The invisible load, resilience and the truth about women’s careers
Katherine’s career, like many women’s, is marked by reinvention. She is open about navigating midlife, rebuilding after marriage breakdown, raising children as a single parent and the resilience forged through hard seasons.
“Hard things create strong people,” she says. “You come out the other side knowing you can survive, and thrive.”
She challenges age bias openly, advocating for the value of older women whose wisdom, stability and life experience enrich teams in ways no training can replicate.
Give to Gain and the legacy she is creating
For Katherine, this year’s IWD theme reflects a philosophy she lives daily. She gives generously, her time, her knowledge, her encouragement and her honesty, and in doing so gains connection, fulfilment and the joy of seeing others rise.
Her leadership reminds us that influence is not about command, it is about contribution.
Not about holding tightly, but about lifting freely.
Not about perfection, but about courage.
From the frontlines of customer experience to the heart of True Protein’s people culture, Katherine leads with empathy, humour and a belief that we are all capable of more than we think, especially when someone chooses to believe in us.
Human Insights
A woman you admire:
Michelle Obama, always.
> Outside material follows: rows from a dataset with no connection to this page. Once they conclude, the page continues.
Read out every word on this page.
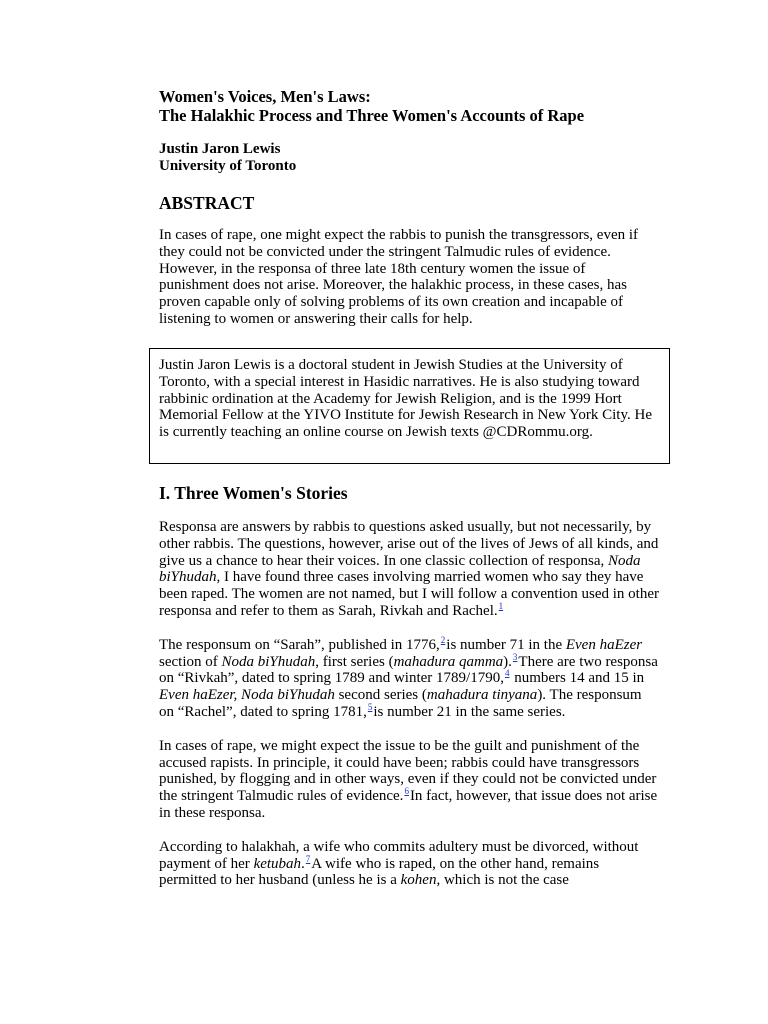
Women's Voices, Men's Laws:
The Halakhic Process and Three Women's Accounts of Rape
Justin Jaron Lewis
University of Toronto
ABSTRACT

In cases of rape, one might expect the rabbis to punish the transgressors, even if they could not be convicted under the stringent Talmudic rules of evidence. However, in the responsa of three late 18th century women the issue of punishment does not arise. Moreover, the halakhic process, in these cases, has proven capable only of solving problems of its own creation and incapable of listening to women or answering their calls for help.

Justin Jaron Lewis is a doctoral student in Jewish Studies at the University of Toronto, with a special interest in Hasidic narratives. He is also studying toward rabbinic ordination at the Academy for Jewish Religion, and is the 1999 Hort Memorial Fellow at the YIVO Institute for Jewish Research in New York City. He is currently teaching an online course on Jewish texts @CDRommu.org.
I. Three Women's Stories

Responsa are answers by rabbis to questions asked usually, but not necessarily, by other rabbis. The questions, however, arise out of the lives of Jews of all kinds, and give us a chance to hear their voices. In one classic collection of responsa, Noda biYhudah, I have found three cases involving married women who say they have been raped. The women are not named, but I will follow a convention used in other responsa and refer to them as Sarah, Rivkah and Rachel.$^1$

The responsum on “Sarah”, published in 1776,$^2$is number 71 in the Even haEzer section of Noda biYhudah, first series (mahadura qamma).$^3$There are two responsa on “Rivkah”, dated to spring 1789 and winter 1789/1790,$^4$ numbers 14 and 15 in Even haEzer, Noda biYhudah second series (mahadura tinyana). The responsum on “Rachel”, dated to spring 1781,$^5$is number 21 in the same series.

In cases of rape, we might expect the issue to be the guilt and punishment of the accused rapists. In principle, it could have been; rabbis could have transgressors punished, by flogging and in other ways, even if they could not be convicted under the stringent Talmudic rules of evidence.$^6$In fact, however, that issue does not arise in these responsa.

According to halakhah, a wife who commits adultery must be divorced, without payment of her ketubah.$^7$A wife who is raped, on the other hand, remains permitted to her husband (unless he is a kohen, which is not the case
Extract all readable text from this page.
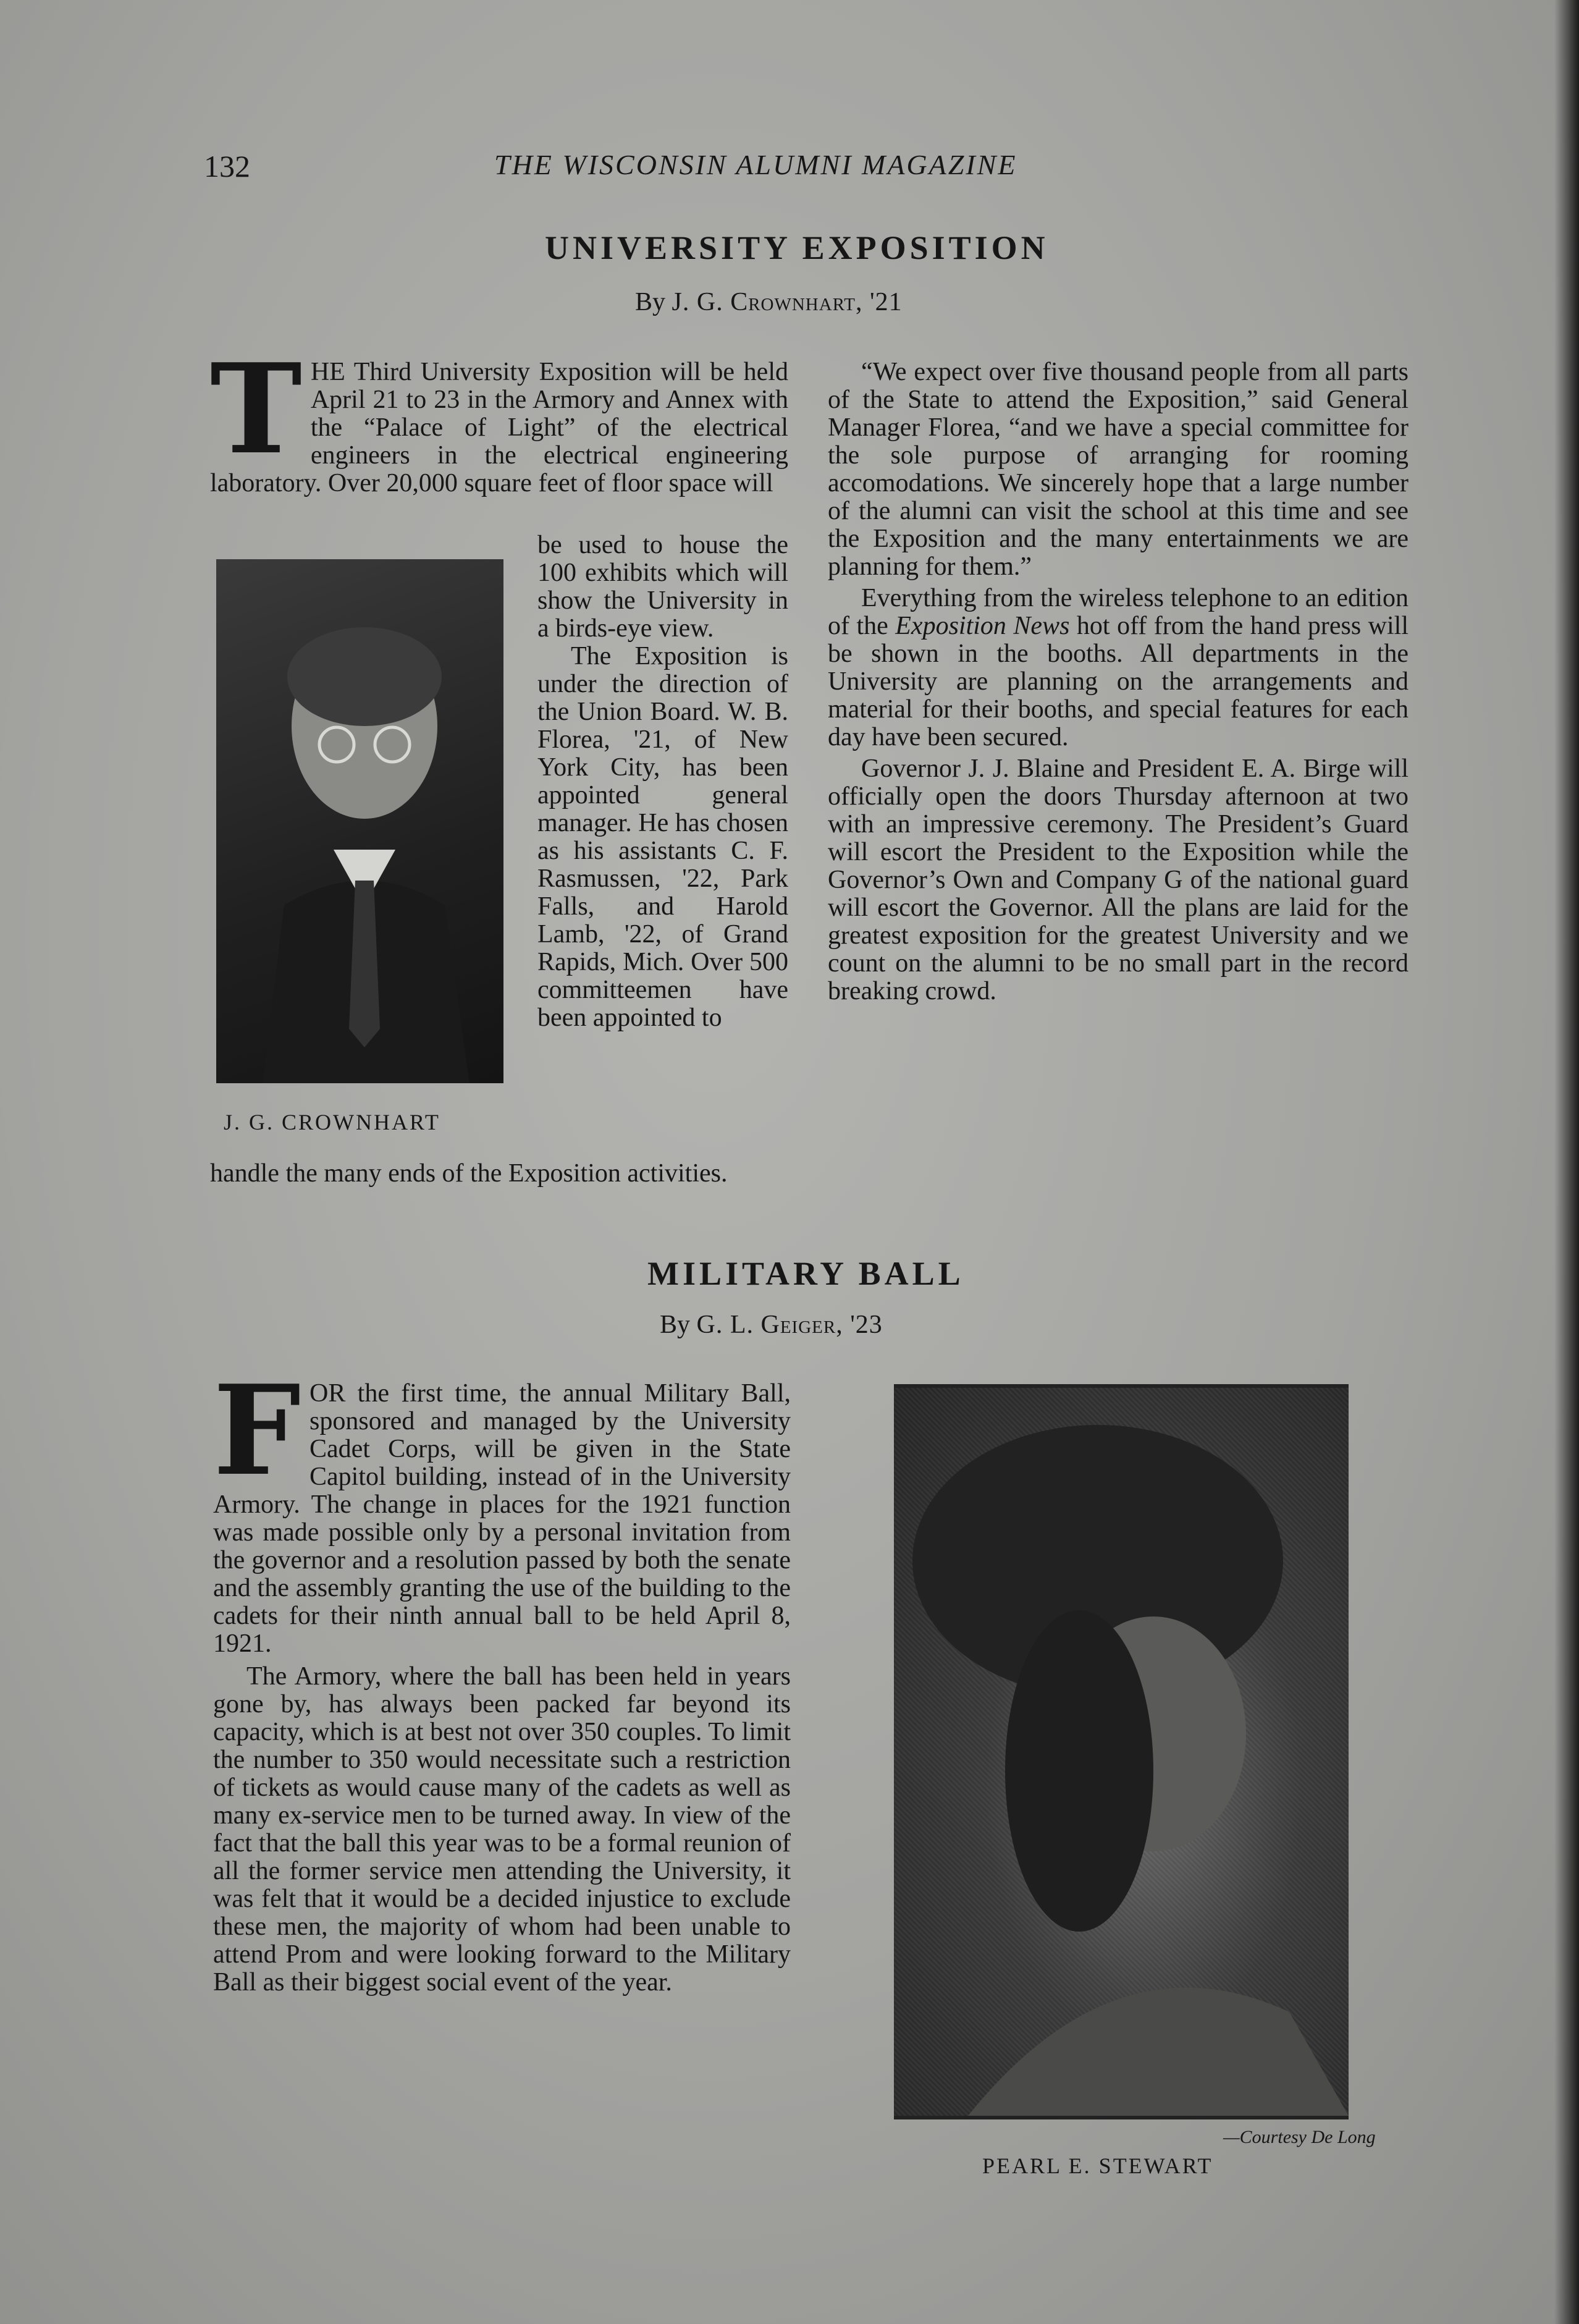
132	THE WISCONSIN ALUMNI MAGAZINE
UNIVERSITY EXPOSITION
By J. G. Crownhart, '21

THE Third University Exposition will be held April 21 to 23 in the Armory and Annex with the “Palace of Light” of the electrical engineers in the electrical engineering laboratory. Over 20,000 square feet of floor space will

J. G. CROWNHART

be used to house the 100 exhibits which will show the University in a birds-eye view.

The Exposition is under the direction of the Union Board. W. B. Florea, '21, of New York City, has been appointed general manager. He has chosen as his assistants C. F. Rasmussen, '22, Park Falls, and Harold Lamb, '22, of Grand Rapids, Mich. Over 500 committeemen have been appointed to

handle the many ends of the Exposition activities.

“We expect over five thousand people from all parts of the State to attend the Exposition,” said General Manager Florea, “and we have a special committee for the sole purpose of arranging for rooming accomodations. We sincerely hope that a large number of the alumni can visit the school at this time and see the Exposition and the many entertainments we are planning for them.”

Everything from the wireless telephone to an edition of the Exposition News hot off from the hand press will be shown in the booths. All departments in the University are planning on the arrangements and material for their booths, and special features for each day have been secured.

Governor J. J. Blaine and President E. A. Birge will officially open the doors Thursday afternoon at two with an impressive ceremony. The President’s Guard will escort the President to the Exposition while the Governor’s Own and Company G of the national guard will escort the Governor. All the plans are laid for the greatest exposition for the greatest University and we count on the alumni to be no small part in the record breaking crowd.

MILITARY BALL
By G. L. Geiger, '23

FOR the first time, the annual Military Ball, sponsored and managed by the University Cadet Corps, will be given in the State Capitol building, instead of in the University Armory. The change in places for the 1921 function was made possible only by a personal invitation from the governor and a resolution passed by both the senate and the assembly granting the use of the building to the cadets for their ninth annual ball to be held April 8, 1921.

The Armory, where the ball has been held in years gone by, has always been packed far beyond its capacity, which is at best not over 350 couples. To limit the number to 350 would necessitate such a restriction of tickets as would cause many of the cadets as well as many ex-service men to be turned away. In view of the fact that the ball this year was to be a formal reunion of all the former service men attending the University, it was felt that it would be a decided injustice to exclude these men, the majority of whom had been unable to attend Prom and were looking forward to the Military Ball as their biggest social event of the year.

—Courtesy De Long
PEARL E. STEWART
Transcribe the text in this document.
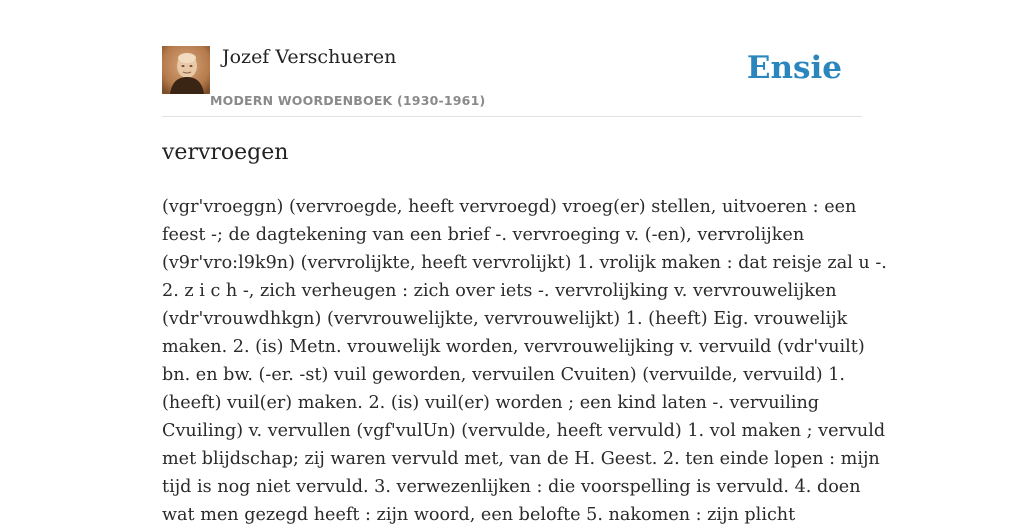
Jozef Verschueren
MODERN WOORDENBOEK (1930-1961)
Ensie
vervroegen
(vgr'vroeggn) (vervroegde, heeft vervroegd) vroeg(er) stellen, uitvoeren : een
feest -; de dagtekening van een brief -. vervroeging v. (-en), vervrolijken
(v9r'vro:l9k9n) (vervrolijkte, heeft vervrolijkt) 1. vrolijk maken : dat reisje zal u -.
2. z i c h -, zich verheugen : zich over iets -. vervrolijking v. vervrouwelijken
(vdr'vrouwdhkgn) (vervrouwelijkte, vervrouwelijkt) 1. (heeft) Eig. vrouwelijk
maken. 2. (is) Metn. vrouwelijk worden, vervrouwelijking v. vervuild (vdr'vuilt)
bn. en bw. (-er. -st) vuil geworden, vervuilen Cvuiten) (vervuilde, vervuild) 1.
(heeft) vuil(er) maken. 2. (is) vuil(er) worden ; een kind laten -. vervuiling
Cvuiling) v. vervullen (vgf'vulUn) (vervulde, heeft vervuld) 1. vol maken ; vervuld
met blijdschap; zij waren vervuld met, van de H. Geest. 2. ten einde lopen : mijn
tijd is nog niet vervuld. 3. verwezenlijken : die voorspelling is vervuld. 4. doen
wat men gezegd heeft : zijn woord, een belofte 5. nakomen : zijn plicht
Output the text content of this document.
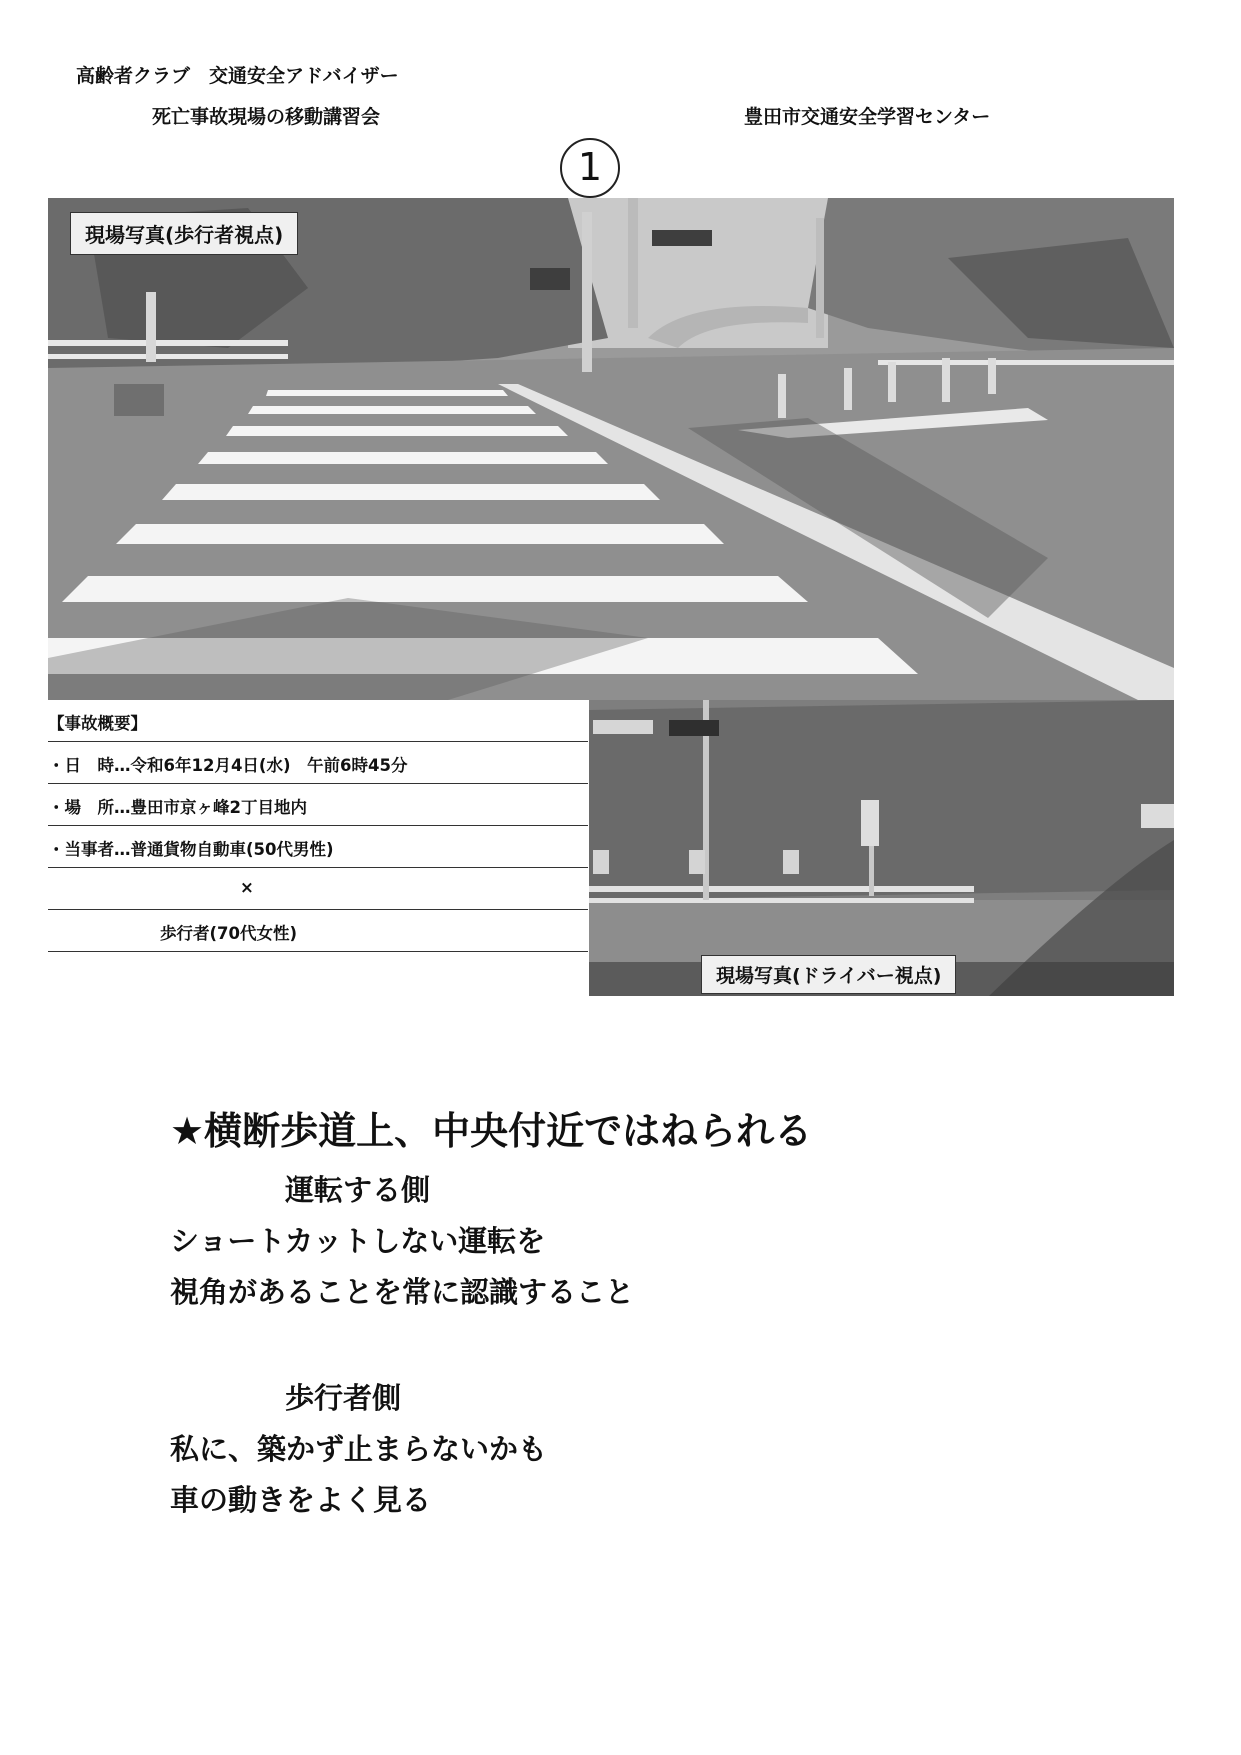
高齢者クラブ　交通安全アドバイザー
死亡事故現場の移動講習会	豊田市交通安全学習センター
1
現場写真(歩行者視点)
【事故概要】
・日　時…令和6年12月4日(水)　午前6時45分
・場　所…豊田市京ヶ峰2丁目地内
・当事者…普通貨物自動車(50代男性)
×
歩行者(70代女性)
現場写真(ドライバー視点)
★横断歩道上、中央付近ではねられる
運転する側
ショートカットしない運転を
視角があることを常に認識すること
歩行者側
私に、築かず止まらないかも
車の動きをよく見る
When they go low, we go high is a mantra I come back to often.
A book, podcast or idea shaping your thinking right now:
Molly Graham’s work, especially her “give away your Legos” philosophy. It is powerful for leaders in scaling companies learning to evolve.
A piece of advice you return to often:
“It’ll all be ok in the end, and if its not ok, its not the end”
It speaks to resilience in the human experience…and that life has a funny way of giving us a different kind of okay than we thought we would have.
What is one thing you wish people understood more about leading:
It can be lonely. And growth is not linear.
My pivot into this industry was hard. I did not know what an ERP was, or how to use two screens. There were days I felt lost. But stretching into the unknown is where the real growth happened.
What would you tell your 18-year-old self:
You are enough.
Slow down, it will all come.
Stop chasing approval.
And remember, you can do hard things.